The Irish Republican Army, which did not trust the British government, turned to the United States to broker the peace process between Northern Ireland and Britain. Mrs. Smith helped bring leaders such as Gerry Adams, the president of Sinn Fein, the IRA’s political wing, and hard-line IRA activist Joe Cahill to the table in New York, where talks could be held on neutral ground and carry the imprimatur of the United States.

“She believes in dialogue, in creating the conditions that lead to dialogue,” Adams told the Boston Globe.

Not everyone agreed with Mrs. Smith’s support of Adams or her willingness to ruffle feathers in Britain with her headlong push for peace.

In an interview in 1998 for an oral history project, Adm. William J. Crowe, who was U.S. ambassador to Britain during the peace process, said: “She thought the British should get the hell out of the way and quit blocking progress. Offending the British didn’t bother her in the least.”

The State Department once reprimanded her for removing embassy employees who disagreed with her views on Northern Ireland. “She was not kind to the people that worked for her,” Crowe said. “She was tough to deal with and thought Northern Ireland was her territory.”

But winning Adams’s trust changed the political climate, clearing the way for a cease-fire that laid the groundwork for the Good Friday peace agreement in 1998 that ended the long sectarian war.

As a result, Crowe said, “She’s the best ambassador the Irish people ever have had from the United States. Fortunately, that wasn’t her job, but she never figured that out.”

Much of Mrs. Smith’s life afterward was dedicated to filling her assassinated brothers’ interrupted promise, focusing on the care of the disenfranchised and disadvantaged.

She collected dozens of citations for her work with those with disabilities.

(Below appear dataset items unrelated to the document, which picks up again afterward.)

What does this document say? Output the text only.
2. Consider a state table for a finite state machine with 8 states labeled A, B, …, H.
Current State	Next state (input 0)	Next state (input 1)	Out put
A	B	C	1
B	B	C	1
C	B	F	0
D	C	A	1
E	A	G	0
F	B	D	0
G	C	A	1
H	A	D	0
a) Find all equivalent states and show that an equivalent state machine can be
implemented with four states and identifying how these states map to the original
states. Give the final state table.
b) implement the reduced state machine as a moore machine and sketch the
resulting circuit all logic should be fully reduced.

In 2011, President Barack Obama awarded her the Presidential Medal of Freedom, the nation’s highest civilian honor.

In a video she made for the White House to commemorate the event, she summed up the ethos that bound her famous brothers and sisters.

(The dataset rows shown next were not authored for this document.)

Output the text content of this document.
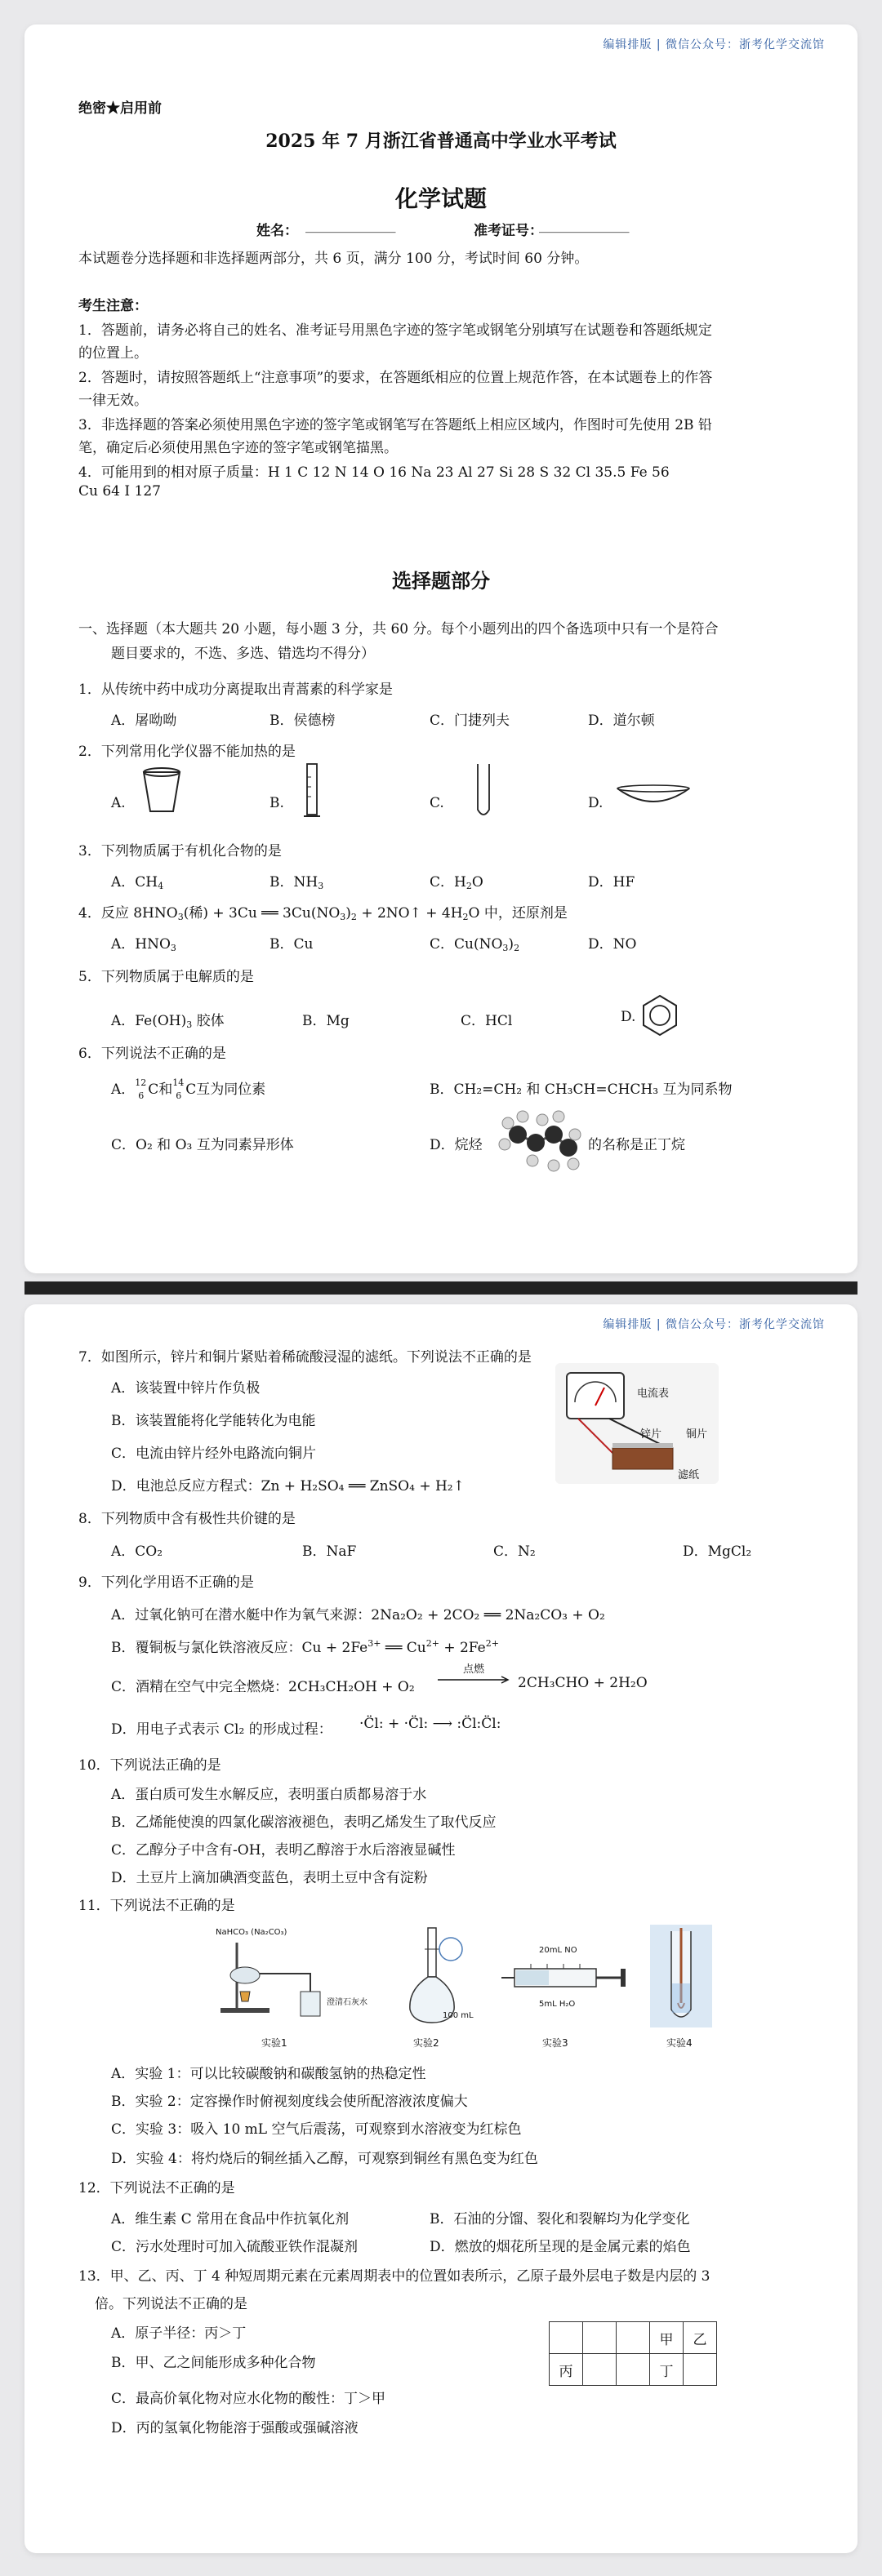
编辑排版 | 微信公众号：浙考化学交流馆
绝密★启用前
2025 年 7 月浙江省普通高中学业水平考试
化学试题
姓名： _____________	准考证号：
_____________
本试题卷分选择题和非选择题两部分，共 6 页，满分 100 分，考试时间 60 分钟。
考生注意：
1．答题前，请务必将自己的姓名、准考证号用黑色字迹的签字笔或钢笔分别填写在试题卷和答题纸规定
的位置上。
2．答题时，请按照答题纸上“注意事项”的要求，在答题纸相应的位置上规范作答，在本试题卷上的作答
一律无效。
3．非选择题的答案必须使用黑色字迹的签字笔或钢笔写在答题纸上相应区域内，作图时可先使用 2B 铅
笔，确定后必须使用黑色字迹的签字笔或钢笔描黑。
4．可能用到的相对原子质量：H 1 C 12 N 14 O 16 Na 23 Al 27 Si 28 S 32 Cl 35.5 Fe 56
Cu 64 I 127
选择题部分
一、选择题（本大题共 20 小题，每小题 3 分，共 60 分。每个小题列出的四个备选项中只有一个是符合
题目要求的，不选、多选、错选均不得分）
1．从传统中药中成功分离提取出青蒿素的科学家是
A．屠呦呦	B．侯德榜	C．门捷列夫	D．道尔顿
2．下列常用化学仪器不能加热的是
A.	B.	C.	D.
3．下列物质属于有机化合物的是
A．$CH_4$	B．$NH_3$	C．$H_2O$	D．HF
4．反应 $8HNO_3$(稀) + 3Cu ══ $3Cu(NO_3)_2$ + 2NO↑ + $4H_2O$ 中，还原剂是
A．$HNO_3$	B．Cu	C．$Cu(NO_3)_2$	D．NO
5．下列物质属于电解质的是
A．$Fe(OH)_3$ 胶体	B．Mg	C．HCl	D.
6．下列说法不正确的是
A． 12
6 C和 14
6 C互为同位素	B．CH₂=CH₂ 和 CH₃CH=CHCH₃ 互为同系物
C．O₂ 和 O₃ 互为同素异形体	D．烷烃	的名称是正丁烷
编辑排版 | 微信公众号：浙考化学交流馆
7．如图所示，锌片和铜片紧贴着稀硫酸浸湿的滤纸。下列说法不正确的是
A．该装置中锌片作负极
B．该装置能将化学能转化为电能
C．电流由锌片经外电路流向铜片
D．电池总反应方程式：Zn + H₂SO₄ ══ ZnSO₄ + H₂↑
电流表
铜片
锌片
滤纸
8．下列物质中含有极性共价键的是
A．CO₂	B．NaF	C．N₂	D．MgCl₂
9．下列化学用语不正确的是
A．过氧化钠可在潜水艇中作为氧气来源：2Na₂O₂ + 2CO₂ ══ 2Na₂CO₃ + O₂
B．覆铜板与氯化铁溶液反应：$Cu + 2Fe^{3+}$ ══ $Cu^{2+} + 2Fe^{2+}$
C．酒精在空气中完全燃烧：2CH₃CH₂OH + O₂
点燃
2CH₃CHO + 2H₂O
D．用电子式表示 Cl₂ 的形成过程： ·C̈l: + ·C̈l: ⟶ :C̈l:C̈l:
10．下列说法正确的是
A．蛋白质可发生水解反应，表明蛋白质都易溶于水
B．乙烯能使溴的四氯化碳溶液褪色，表明乙烯发生了取代反应
C．乙醇分子中含有-OH，表明乙醇溶于水后溶液显碱性
D．土豆片上滴加碘酒变蓝色，表明土豆中含有淀粉
11．下列说法不正确的是
NaHCO₃ (Na₂CO₃)
澄清石灰水
实验1
100 mL
实验2
20mL NO
5mL H₂O
实验3	实验4
A．实验 1：可以比较碳酸钠和碳酸氢钠的热稳定性
B．实验 2：定容操作时俯视刻度线会使所配溶液浓度偏大
C．实验 3：吸入 10 mL 空气后震荡，可观察到水溶液变为红棕色
D．实验 4：将灼烧后的铜丝插入乙醇，可观察到铜丝有黑色变为红色
12．下列说法不正确的是
A．维生素 C 常用在食品中作抗氧化剂	B．石油的分馏、裂化和裂解均为化学变化
C．污水处理时可加入硫酸亚铁作混凝剂	D．燃放的烟花所呈现的是金属元素的焰色
13．甲、乙、丙、丁 4 种短周期元素在元素周期表中的位置如表所示，乙原子最外层电子数是内层的 3
倍。下列说法不正确的是
A．原子半径：丙＞丁
B．甲、乙之间能形成多种化合物
C．最高价氧化物对应水化物的酸性：丁＞甲
D．丙的氢氧化物能溶于强酸或强碱溶液
			甲	乙
丙			丁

“My parents felt very strongly, my mother in particular, if you have a happy home, much is given, much is expected,” she said, adding that she viewed the entirety of her adult life as “payback time.”

CORRECTION: An earlier version of this story incorrectly reported the full name and location of Mrs. Smith’s college alma mater when she graduated in 1949. It was Manhattanville College of the Sacred Heart, not Manhattanville College, and it was located in Manhattan at the time. It moved in 1952 to Purchase, N.Y. The story has been revised.